EDITED: In a @Configuration class I have these beans

   @Bean
    @Primary
    fun transactionManager(em: EntityManagerFactory): JpaTransactionManager {
        return JpaTransactionManager(em)
    }

    @Bean
    fun kafkaTransactionManager(producerFactory: ProducerFactory<Any, Any>): KafkaTransactionManager<*, *> {
        return KafkaTransactionManager(producerFactory)
    }

    @Bean
    fun chainedTransactionManager(
        kafkaTransactionManager: KafkaTransactionManager<String, String>,
        transactionManager: JpaTransactionManager,
    ): ChainedKafkaTransactionManager<Any, Any> {
        return ChainedKafkaTransactionManager(kafkaTransactionManager, transactionManager)
    }

    @Bean
    fun kafkaListenerContainerFactory(
        configurer: ConcurrentKafkaListenerContainerFactoryConfigurer,
        kafkaConsumerFactory: ConsumerFactory<Any, Any>,
        chainedKafkaTransactionManager: ChainedKafkaTransactionManager<Any, Any>,
    ): ConcurrentKafkaListenerContainerFactory<*, *> {
        val factory = ConcurrentKafkaListenerContainerFactory<Any, Any>()
        configurer.configure(factory, kafkaConsumerFactory)
        factory.containerProperties.transactionManager = chainedKafkaTransactionManager
        return factory
    }

And my processor class with the corresponding @Transactional

@EnableKafka
@EnableBinding(Channels::class)
@Service
@Transactional
class EventProcessor()
...

According to me with the first configuration showed, transactional synchronizations works.

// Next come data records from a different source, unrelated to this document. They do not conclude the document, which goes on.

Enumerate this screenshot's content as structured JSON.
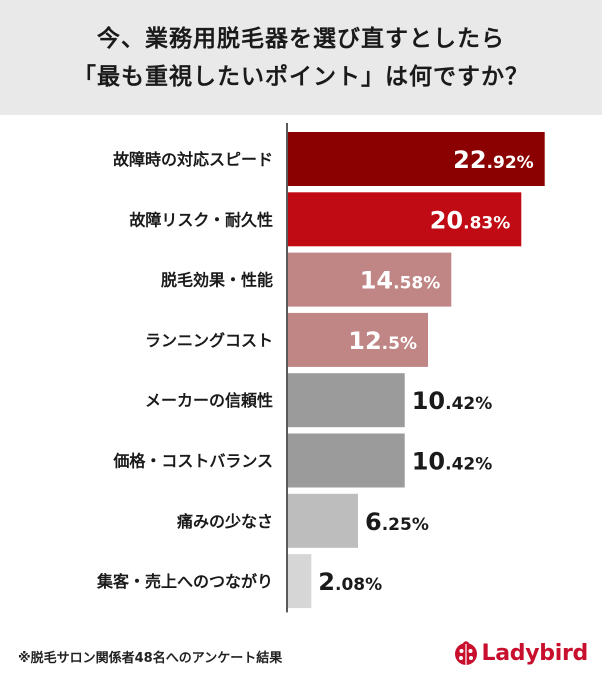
{
  "title": {
    "line1": "今、業務用脱毛器を選び直すとしたら",
    "line2": "「最も重視したいポイント」は何ですか？"
  },
  "chart_data": {
    "type": "bar",
    "orientation": "horizontal",
    "title": "今、業務用脱毛器を選び直すとしたら「最も重視したいポイント」は何ですか？",
    "categories": [
      "故障時の対応スピード",
      "故障リスク・耐久性",
      "脱毛効果・性能",
      "ランニングコスト",
      "メーカーの信頼性",
      "価格・コストバランス",
      "痛みの少なさ",
      "集客・売上へのつながり"
    ],
    "values": [
      22.92,
      20.83,
      14.58,
      12.5,
      10.42,
      10.42,
      6.25,
      2.08
    ],
    "value_labels": [
      "22.92%",
      "20.83%",
      "14.58%",
      "12.5%",
      "10.42%",
      "10.42%",
      "6.25%",
      "2.08%"
    ],
    "unit": "%",
    "xlim": [
      0,
      25
    ],
    "bar_colors": [
      "#8b0000",
      "#c00a14",
      "#c08585",
      "#c08585",
      "#9b9b9b",
      "#9b9b9b",
      "#bdbdbd",
      "#d6d6d6"
    ],
    "label_colors": [
      "#ffffff",
      "#ffffff",
      "#ffffff",
      "#ffffff",
      "#1a1a1a",
      "#1a1a1a",
      "#1a1a1a",
      "#1a1a1a"
    ],
    "grid": false,
    "legend": "none"
  },
  "footnote": "※脱毛サロン関係者48名へのアンケート結果",
  "brand": {
    "name": "Ladybird",
    "color": "#c8102e",
    "icon": "ladybug-icon"
  }
}
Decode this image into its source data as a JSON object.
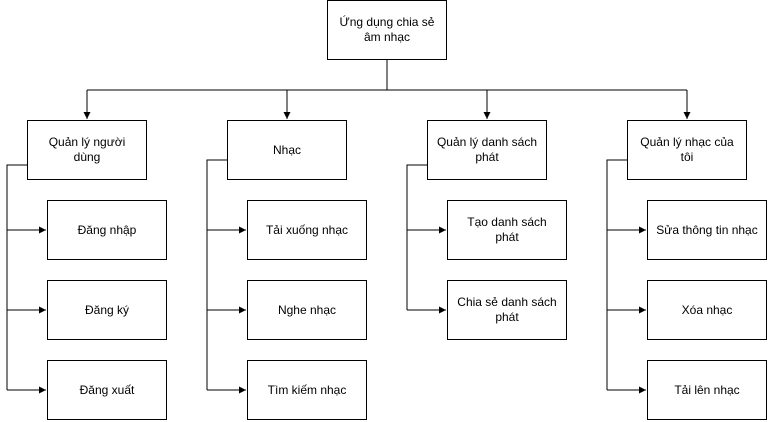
{
  "root": {
    "label": "Ứng dụng chia sẻ âm nhạc"
  },
  "modules": [
    {
      "label": "Quản lý người dùng",
      "items": [
        {
          "label": "Đăng nhập"
        },
        {
          "label": "Đăng ký"
        },
        {
          "label": "Đăng xuất"
        }
      ]
    },
    {
      "label": "Nhạc",
      "items": [
        {
          "label": "Tải xuống nhạc"
        },
        {
          "label": "Nghe nhạc"
        },
        {
          "label": "Tìm kiếm nhạc"
        }
      ]
    },
    {
      "label": "Quản lý danh sách phát",
      "items": [
        {
          "label": "Tạo danh sách phát"
        },
        {
          "label": "Chia sẻ danh sách phát"
        }
      ]
    },
    {
      "label": "Quản lý nhạc của tôi",
      "items": [
        {
          "label": "Sửa thông tin nhạc"
        },
        {
          "label": "Xóa nhạc"
        },
        {
          "label": "Tải lên nhạc"
        }
      ]
    }
  ],
  "colors": {
    "stroke": "#000000",
    "fill": "#ffffff",
    "text": "#000000"
  }
}
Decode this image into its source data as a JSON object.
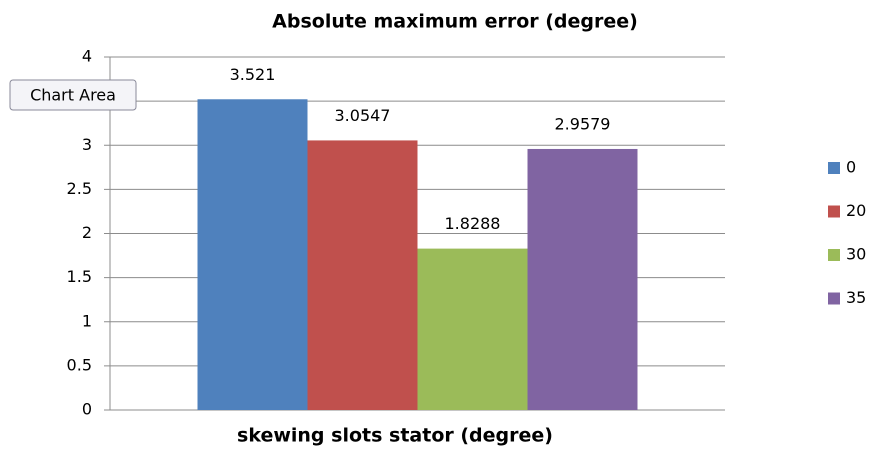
{
  "chart_data": {
    "type": "bar",
    "title": "Absolute maximum error (degree)",
    "x_label": "skewing slots stator (degree)",
    "tooltip": "Chart Area",
    "categories": [
      null
    ],
    "series": [
      {
        "name": "0",
        "color": "#4f81bd",
        "values": [
          3.521
        ]
      },
      {
        "name": "20",
        "color": "#c0504d",
        "values": [
          3.0547
        ]
      },
      {
        "name": "30",
        "color": "#9bbb59",
        "values": [
          1.8288
        ]
      },
      {
        "name": "35",
        "color": "#8064a2",
        "values": [
          2.9579
        ]
      }
    ],
    "ylim": [
      0,
      4
    ],
    "yticks": [
      0,
      0.5,
      1,
      1.5,
      2,
      2.5,
      3,
      3.5,
      4
    ],
    "grid": true,
    "legend": "right"
  }
}
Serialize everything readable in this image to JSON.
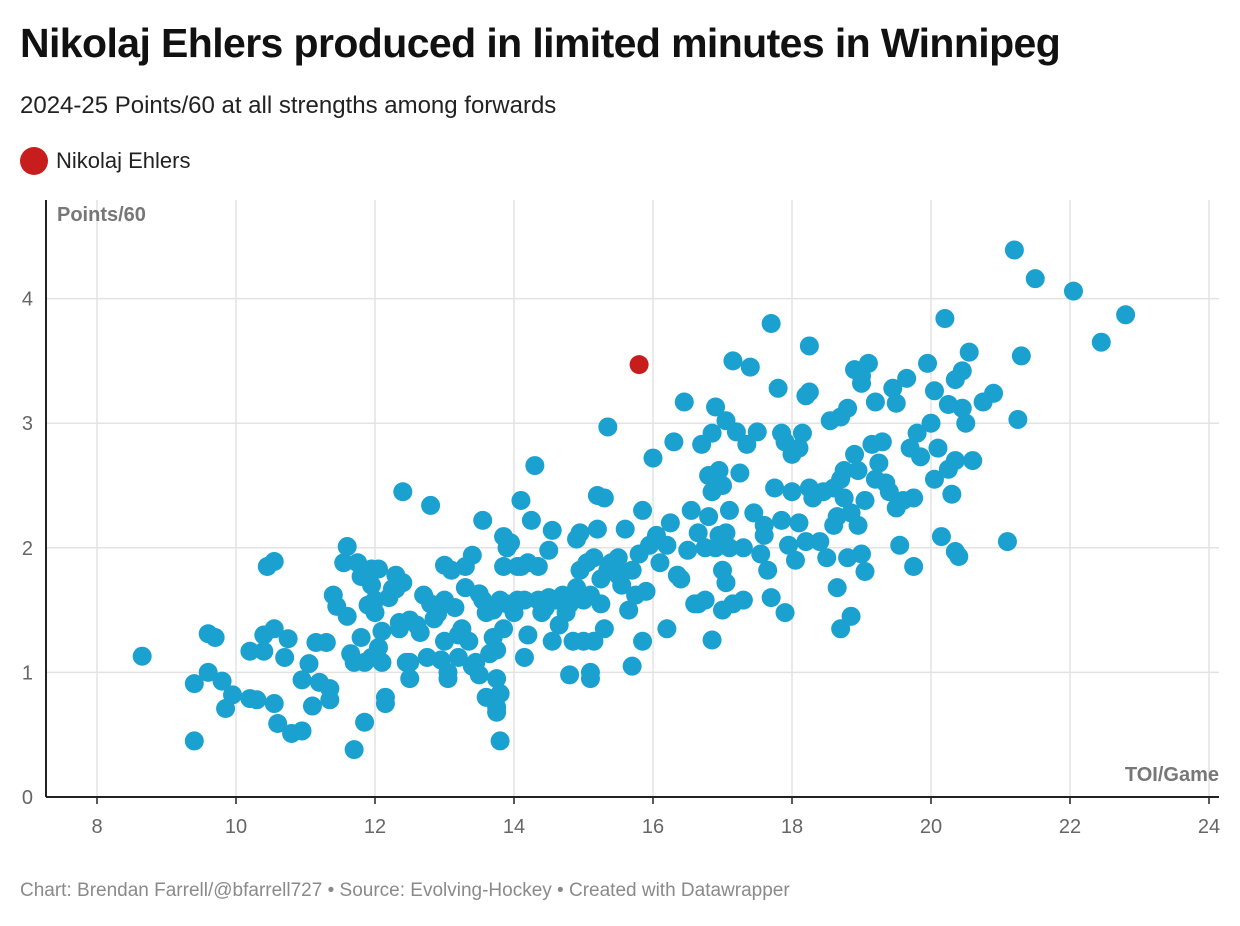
{
  "chart_data": {
    "type": "scatter",
    "title": "Nikolaj Ehlers produced in limited minutes in Winnipeg",
    "subtitle": "2024-25 Points/60 at all strengths among forwards",
    "xlabel": "TOI/Game",
    "ylabel": "Points/60",
    "xlim": [
      7.3,
      24.2
    ],
    "ylim": [
      0,
      4.8
    ],
    "xticks": [
      8,
      10,
      12,
      14,
      16,
      18,
      20,
      22,
      24
    ],
    "yticks": [
      0,
      1,
      2,
      3,
      4
    ],
    "colors": {
      "default": "#1aa1cf",
      "highlight": "#c71e1d",
      "grid": "#e3e3e3",
      "axis": "#222222"
    },
    "legend": [
      {
        "name": "Nikolaj Ehlers",
        "color": "#c71e1d"
      }
    ],
    "highlight": {
      "name": "Nikolaj Ehlers",
      "x": 15.8,
      "y": 3.47
    },
    "points": [
      [
        8.65,
        1.13
      ],
      [
        9.4,
        0.91
      ],
      [
        9.4,
        0.45
      ],
      [
        9.6,
        1.0
      ],
      [
        9.6,
        1.31
      ],
      [
        9.7,
        1.28
      ],
      [
        9.8,
        0.93
      ],
      [
        9.85,
        0.71
      ],
      [
        9.95,
        0.82
      ],
      [
        10.2,
        1.17
      ],
      [
        10.2,
        0.79
      ],
      [
        10.3,
        0.78
      ],
      [
        10.4,
        1.17
      ],
      [
        10.4,
        1.3
      ],
      [
        10.45,
        1.85
      ],
      [
        10.55,
        1.89
      ],
      [
        10.55,
        0.75
      ],
      [
        10.55,
        1.35
      ],
      [
        10.6,
        0.59
      ],
      [
        10.7,
        1.12
      ],
      [
        10.75,
        1.27
      ],
      [
        10.8,
        0.51
      ],
      [
        10.95,
        0.53
      ],
      [
        10.95,
        0.94
      ],
      [
        11.05,
        1.07
      ],
      [
        11.1,
        0.73
      ],
      [
        11.15,
        1.24
      ],
      [
        11.2,
        0.92
      ],
      [
        11.3,
        1.24
      ],
      [
        11.35,
        0.78
      ],
      [
        11.35,
        0.87
      ],
      [
        11.4,
        1.62
      ],
      [
        11.45,
        1.53
      ],
      [
        11.55,
        1.88
      ],
      [
        11.6,
        2.01
      ],
      [
        11.6,
        1.45
      ],
      [
        11.65,
        1.15
      ],
      [
        11.7,
        1.08
      ],
      [
        11.7,
        0.38
      ],
      [
        11.75,
        1.88
      ],
      [
        11.8,
        1.77
      ],
      [
        11.8,
        1.28
      ],
      [
        11.85,
        1.08
      ],
      [
        11.85,
        0.6
      ],
      [
        11.9,
        1.54
      ],
      [
        11.95,
        1.83
      ],
      [
        11.95,
        1.12
      ],
      [
        11.95,
        1.7
      ],
      [
        12.0,
        1.58
      ],
      [
        12.0,
        1.48
      ],
      [
        12.05,
        1.83
      ],
      [
        12.05,
        1.2
      ],
      [
        12.1,
        1.33
      ],
      [
        12.1,
        1.08
      ],
      [
        12.15,
        0.8
      ],
      [
        12.15,
        0.75
      ],
      [
        12.2,
        1.6
      ],
      [
        12.25,
        1.67
      ],
      [
        12.3,
        1.67
      ],
      [
        12.3,
        1.78
      ],
      [
        12.35,
        1.35
      ],
      [
        12.35,
        1.4
      ],
      [
        12.4,
        1.72
      ],
      [
        12.4,
        2.45
      ],
      [
        12.45,
        1.08
      ],
      [
        12.5,
        1.08
      ],
      [
        12.5,
        0.95
      ],
      [
        12.5,
        1.42
      ],
      [
        12.6,
        1.38
      ],
      [
        12.65,
        1.32
      ],
      [
        12.7,
        1.62
      ],
      [
        12.75,
        1.12
      ],
      [
        12.8,
        1.55
      ],
      [
        12.8,
        2.34
      ],
      [
        12.85,
        1.43
      ],
      [
        12.9,
        1.47
      ],
      [
        12.95,
        1.1
      ],
      [
        13.0,
        1.86
      ],
      [
        13.0,
        1.58
      ],
      [
        13.0,
        1.25
      ],
      [
        13.05,
        0.95
      ],
      [
        13.05,
        1.0
      ],
      [
        13.1,
        1.82
      ],
      [
        13.15,
        1.52
      ],
      [
        13.2,
        1.12
      ],
      [
        13.2,
        1.3
      ],
      [
        13.25,
        1.35
      ],
      [
        13.3,
        1.85
      ],
      [
        13.3,
        1.68
      ],
      [
        13.35,
        1.25
      ],
      [
        13.4,
        1.94
      ],
      [
        13.4,
        1.05
      ],
      [
        13.45,
        1.08
      ],
      [
        13.5,
        1.63
      ],
      [
        13.5,
        0.98
      ],
      [
        13.55,
        1.58
      ],
      [
        13.55,
        2.22
      ],
      [
        13.6,
        1.48
      ],
      [
        13.6,
        0.8
      ],
      [
        13.65,
        1.15
      ],
      [
        13.7,
        1.5
      ],
      [
        13.7,
        1.28
      ],
      [
        13.75,
        1.18
      ],
      [
        13.75,
        0.95
      ],
      [
        13.75,
        0.72
      ],
      [
        13.75,
        0.68
      ],
      [
        13.8,
        1.58
      ],
      [
        13.8,
        0.83
      ],
      [
        13.8,
        0.45
      ],
      [
        13.85,
        2.09
      ],
      [
        13.85,
        1.85
      ],
      [
        13.85,
        1.35
      ],
      [
        13.9,
        2.0
      ],
      [
        13.9,
        1.55
      ],
      [
        13.95,
        2.04
      ],
      [
        14.0,
        1.48
      ],
      [
        14.05,
        1.85
      ],
      [
        14.05,
        1.58
      ],
      [
        14.1,
        2.38
      ],
      [
        14.1,
        1.85
      ],
      [
        14.15,
        1.12
      ],
      [
        14.15,
        1.58
      ],
      [
        14.2,
        1.3
      ],
      [
        14.2,
        1.88
      ],
      [
        14.25,
        2.22
      ],
      [
        14.3,
        2.66
      ],
      [
        14.35,
        1.85
      ],
      [
        14.35,
        1.58
      ],
      [
        14.4,
        1.48
      ],
      [
        14.45,
        1.52
      ],
      [
        14.5,
        1.98
      ],
      [
        14.5,
        1.6
      ],
      [
        14.55,
        2.14
      ],
      [
        14.55,
        1.25
      ],
      [
        14.6,
        1.58
      ],
      [
        14.65,
        1.38
      ],
      [
        14.7,
        1.62
      ],
      [
        14.75,
        1.48
      ],
      [
        14.8,
        0.98
      ],
      [
        14.8,
        1.55
      ],
      [
        14.85,
        1.25
      ],
      [
        14.9,
        2.07
      ],
      [
        14.9,
        1.68
      ],
      [
        14.95,
        2.12
      ],
      [
        14.95,
        1.82
      ],
      [
        15.0,
        1.58
      ],
      [
        15.0,
        1.25
      ],
      [
        15.05,
        1.88
      ],
      [
        15.1,
        1.62
      ],
      [
        15.1,
        1.0
      ],
      [
        15.1,
        0.95
      ],
      [
        15.15,
        1.25
      ],
      [
        15.15,
        1.92
      ],
      [
        15.2,
        2.42
      ],
      [
        15.2,
        2.15
      ],
      [
        15.25,
        1.55
      ],
      [
        15.25,
        1.75
      ],
      [
        15.3,
        1.35
      ],
      [
        15.3,
        2.4
      ],
      [
        15.35,
        1.82
      ],
      [
        15.35,
        2.97
      ],
      [
        15.4,
        1.88
      ],
      [
        15.45,
        1.85
      ],
      [
        15.5,
        1.78
      ],
      [
        15.5,
        1.92
      ],
      [
        15.55,
        1.7
      ],
      [
        15.6,
        2.15
      ],
      [
        15.65,
        1.5
      ],
      [
        15.7,
        1.05
      ],
      [
        15.7,
        1.82
      ],
      [
        15.75,
        1.62
      ],
      [
        15.8,
        1.95
      ],
      [
        15.85,
        1.25
      ],
      [
        15.85,
        2.3
      ],
      [
        15.9,
        1.65
      ],
      [
        15.95,
        2.02
      ],
      [
        16.0,
        2.72
      ],
      [
        16.05,
        2.1
      ],
      [
        16.1,
        1.88
      ],
      [
        16.2,
        2.02
      ],
      [
        16.2,
        1.35
      ],
      [
        16.25,
        2.2
      ],
      [
        16.3,
        2.85
      ],
      [
        16.35,
        1.78
      ],
      [
        16.4,
        1.75
      ],
      [
        16.45,
        3.17
      ],
      [
        16.5,
        1.98
      ],
      [
        16.55,
        2.3
      ],
      [
        16.6,
        1.55
      ],
      [
        16.65,
        2.12
      ],
      [
        16.65,
        1.55
      ],
      [
        16.7,
        2.83
      ],
      [
        16.75,
        2.0
      ],
      [
        16.75,
        1.58
      ],
      [
        16.8,
        2.25
      ],
      [
        16.8,
        2.58
      ],
      [
        16.85,
        2.45
      ],
      [
        16.85,
        2.92
      ],
      [
        16.85,
        1.26
      ],
      [
        16.9,
        3.13
      ],
      [
        16.9,
        2.0
      ],
      [
        16.95,
        2.62
      ],
      [
        16.95,
        2.1
      ],
      [
        17.0,
        1.5
      ],
      [
        17.0,
        1.82
      ],
      [
        17.0,
        2.5
      ],
      [
        17.05,
        2.12
      ],
      [
        17.05,
        3.02
      ],
      [
        17.05,
        1.72
      ],
      [
        17.1,
        2.3
      ],
      [
        17.1,
        2.0
      ],
      [
        17.15,
        3.5
      ],
      [
        17.15,
        1.55
      ],
      [
        17.2,
        2.93
      ],
      [
        17.25,
        2.6
      ],
      [
        17.3,
        2.0
      ],
      [
        17.3,
        1.58
      ],
      [
        17.35,
        2.83
      ],
      [
        17.4,
        3.45
      ],
      [
        17.45,
        2.28
      ],
      [
        17.5,
        2.93
      ],
      [
        17.55,
        1.95
      ],
      [
        17.6,
        2.1
      ],
      [
        17.6,
        2.18
      ],
      [
        17.65,
        1.82
      ],
      [
        17.7,
        3.8
      ],
      [
        17.7,
        1.6
      ],
      [
        17.75,
        2.48
      ],
      [
        17.8,
        3.28
      ],
      [
        17.85,
        2.92
      ],
      [
        17.85,
        2.22
      ],
      [
        17.9,
        1.48
      ],
      [
        17.9,
        2.85
      ],
      [
        17.95,
        2.02
      ],
      [
        18.0,
        2.45
      ],
      [
        18.0,
        2.75
      ],
      [
        18.05,
        1.9
      ],
      [
        18.1,
        2.8
      ],
      [
        18.1,
        2.2
      ],
      [
        18.15,
        2.92
      ],
      [
        18.2,
        3.22
      ],
      [
        18.2,
        2.05
      ],
      [
        18.25,
        3.25
      ],
      [
        18.25,
        3.62
      ],
      [
        18.25,
        2.48
      ],
      [
        18.3,
        2.4
      ],
      [
        18.4,
        2.05
      ],
      [
        18.45,
        2.45
      ],
      [
        18.5,
        1.92
      ],
      [
        18.55,
        3.02
      ],
      [
        18.6,
        2.48
      ],
      [
        18.6,
        2.18
      ],
      [
        18.65,
        2.25
      ],
      [
        18.65,
        1.68
      ],
      [
        18.7,
        3.05
      ],
      [
        18.7,
        2.55
      ],
      [
        18.7,
        1.35
      ],
      [
        18.75,
        2.4
      ],
      [
        18.75,
        2.62
      ],
      [
        18.8,
        3.12
      ],
      [
        18.8,
        1.92
      ],
      [
        18.85,
        2.28
      ],
      [
        18.85,
        1.45
      ],
      [
        18.9,
        2.75
      ],
      [
        18.9,
        3.43
      ],
      [
        18.95,
        2.18
      ],
      [
        18.95,
        2.62
      ],
      [
        19.0,
        3.38
      ],
      [
        19.0,
        1.95
      ],
      [
        19.0,
        3.32
      ],
      [
        19.05,
        2.38
      ],
      [
        19.05,
        1.81
      ],
      [
        19.1,
        3.48
      ],
      [
        19.15,
        2.83
      ],
      [
        19.2,
        2.55
      ],
      [
        19.2,
        3.17
      ],
      [
        19.25,
        2.68
      ],
      [
        19.3,
        2.85
      ],
      [
        19.35,
        2.52
      ],
      [
        19.4,
        2.45
      ],
      [
        19.45,
        3.28
      ],
      [
        19.5,
        2.32
      ],
      [
        19.5,
        3.16
      ],
      [
        19.55,
        2.02
      ],
      [
        19.6,
        2.38
      ],
      [
        19.65,
        3.36
      ],
      [
        19.7,
        2.8
      ],
      [
        19.75,
        2.4
      ],
      [
        19.75,
        1.85
      ],
      [
        19.8,
        2.92
      ],
      [
        19.85,
        2.73
      ],
      [
        19.95,
        3.48
      ],
      [
        20.0,
        3.0
      ],
      [
        20.05,
        2.55
      ],
      [
        20.05,
        3.26
      ],
      [
        20.1,
        2.8
      ],
      [
        20.15,
        2.09
      ],
      [
        20.2,
        3.84
      ],
      [
        20.25,
        3.15
      ],
      [
        20.25,
        2.63
      ],
      [
        20.3,
        2.43
      ],
      [
        20.35,
        1.97
      ],
      [
        20.35,
        3.35
      ],
      [
        20.35,
        2.7
      ],
      [
        20.4,
        1.93
      ],
      [
        20.45,
        3.42
      ],
      [
        20.45,
        3.12
      ],
      [
        20.5,
        3.0
      ],
      [
        20.55,
        3.57
      ],
      [
        20.6,
        2.7
      ],
      [
        20.75,
        3.17
      ],
      [
        20.9,
        3.24
      ],
      [
        21.1,
        2.05
      ],
      [
        21.2,
        4.39
      ],
      [
        21.25,
        3.03
      ],
      [
        21.3,
        3.54
      ],
      [
        21.5,
        4.16
      ],
      [
        22.05,
        4.06
      ],
      [
        22.45,
        3.65
      ],
      [
        22.8,
        3.87
      ]
    ],
    "source": "Chart: Brendan Farrell/@bfarrell727 • Source: Evolving-Hockey • Created with Datawrapper"
  }
}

I used this logging configuration to confirm Initializing transaction synchronization and Clearing transaction synchronization of TransactionSynchronizationManager.

logging:
  level:
    org.springframework.kafka: trace
    org.springframework.transaction: trace

Solution

  • See this answer.

    You most likely don't have enough replicas or in-sync replicas for the transaction log topics.

    using ChainedKafkaTransactionManager

    That is only supported in spring-cloud-stream (out of the box) for producer-only transactions. For consume->produce->publishToKafka operations, you must use @Transactional on the listener, with just the JPA transaction manager; the result is similar to transaction synchronization.

    Or, you must inject a properly configured CKTM into the binding's listener container.

    You need to show your code and the rest of the configuration.